Unrealistic expectations are unhealthy. They can be a heavy burden. It’s not easy or light, psychologically.
“He’s an impossible boss doc. Even with positive results, you won’t hear him say ‘Good job!’ remarked Boris of the unrealistic expectations of his employer.
A once-dedicated 21-year-old budding writer loses his love for the art.
It’s because he’s often told by his parents that there’s no money in it. Parents can have unrealistic expectations.
The husband erodes his joy in his job.
It’s because he never seems able to please his wife about his salary. Wives can have unrealistic expectations.
A young son frowns and glares at his Dad.
It’s because he could not afford to give him the money he wants for his business venture. Adult children can have unrealistic expectations.
Unrealistic expectations, as we see, are unhealthy.
They sabotage our dreams, harm our relationships, and could lead us in the wrong life directions.
As I reflect on unrealistic expectations, I try to get a sense of balance. For I don’t want to mean to have a life of mediocrity or not doing one’s best.
No, that’s not how I look at it.
I think of several “natural truths” to give clarity to what I mean to mean.
Reality.
Honesty.
Acceptance.
Responsibility.
Acknowledgement.
Compassion.
Encouragement.
So without these “natural truths,” we draw false conclusions. We feel negative feelings. And we act in unkind ways or get stuck whenever we or someone falls short.
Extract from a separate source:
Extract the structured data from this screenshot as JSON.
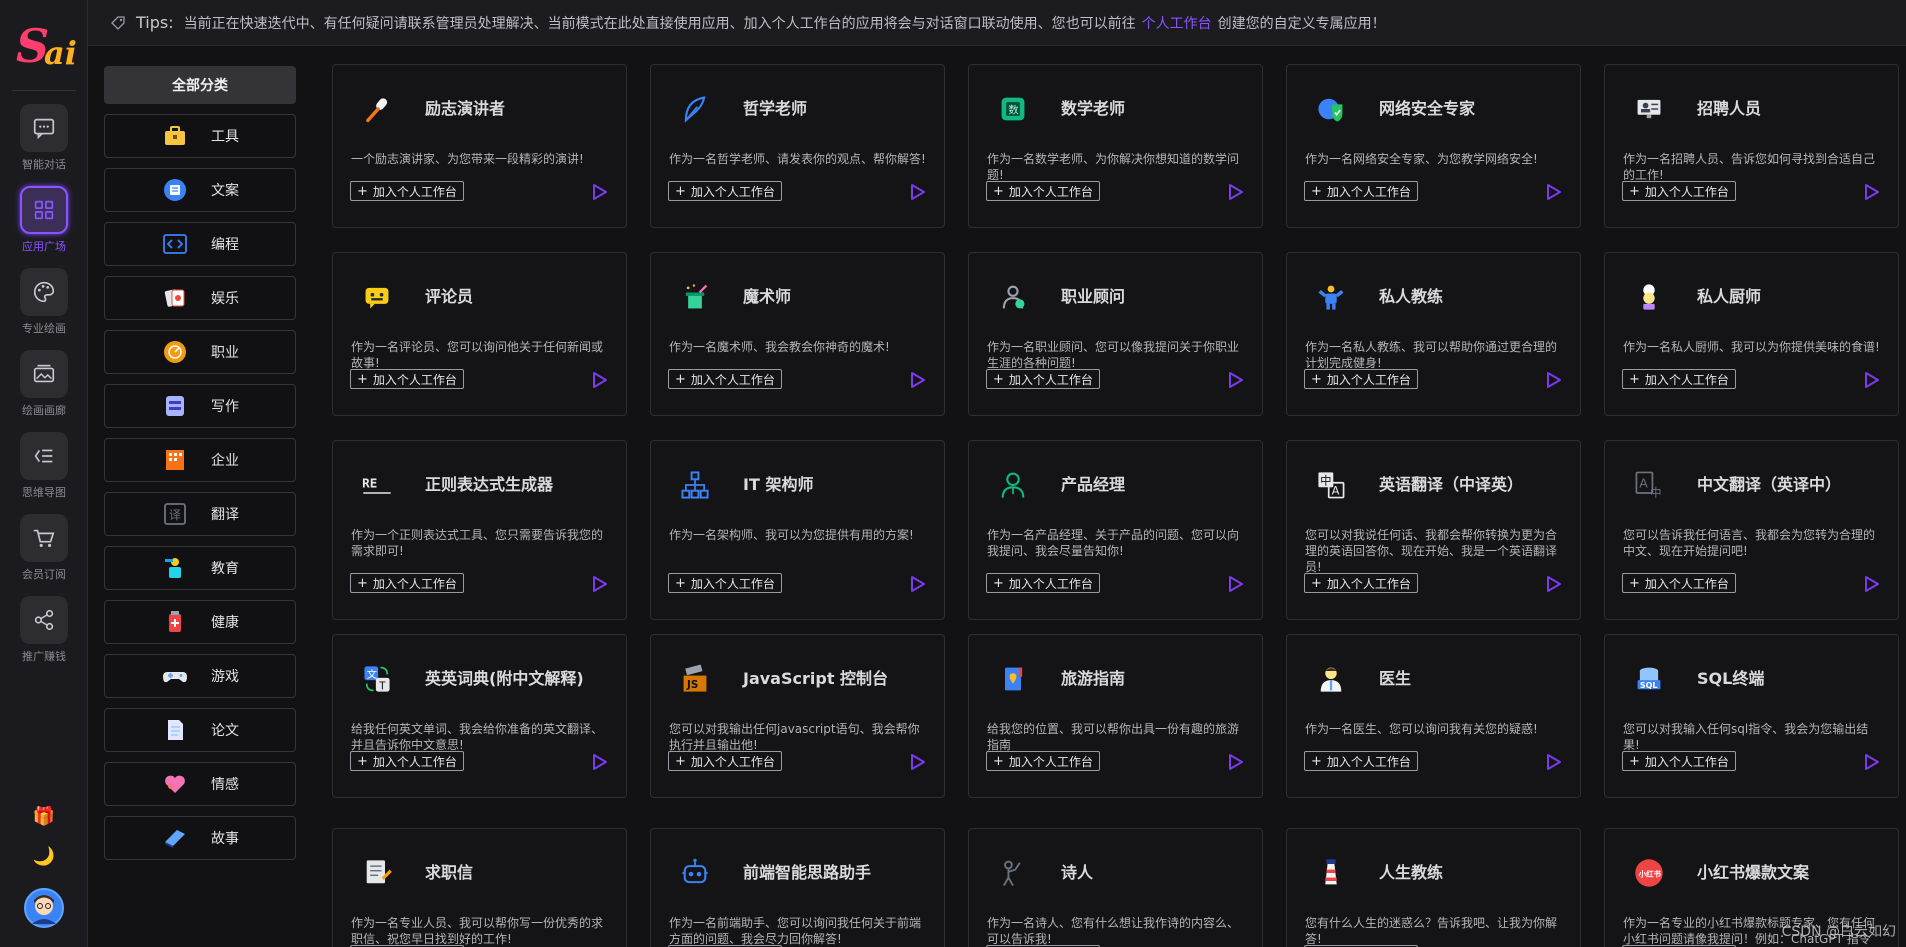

Psych Central published an article written by Margarita Tartakovsky on “How to Relinquish Unrealistic Expectations.”
It quotes Dr. Selena Snow who said, “Unrealistic expectations are potentially damaging because they set us and others up for failure.”
The article prescribes a number of practical tips in facing unrealistic expectations, such as curiosity, humor, deep personal reflection, compassion, among others.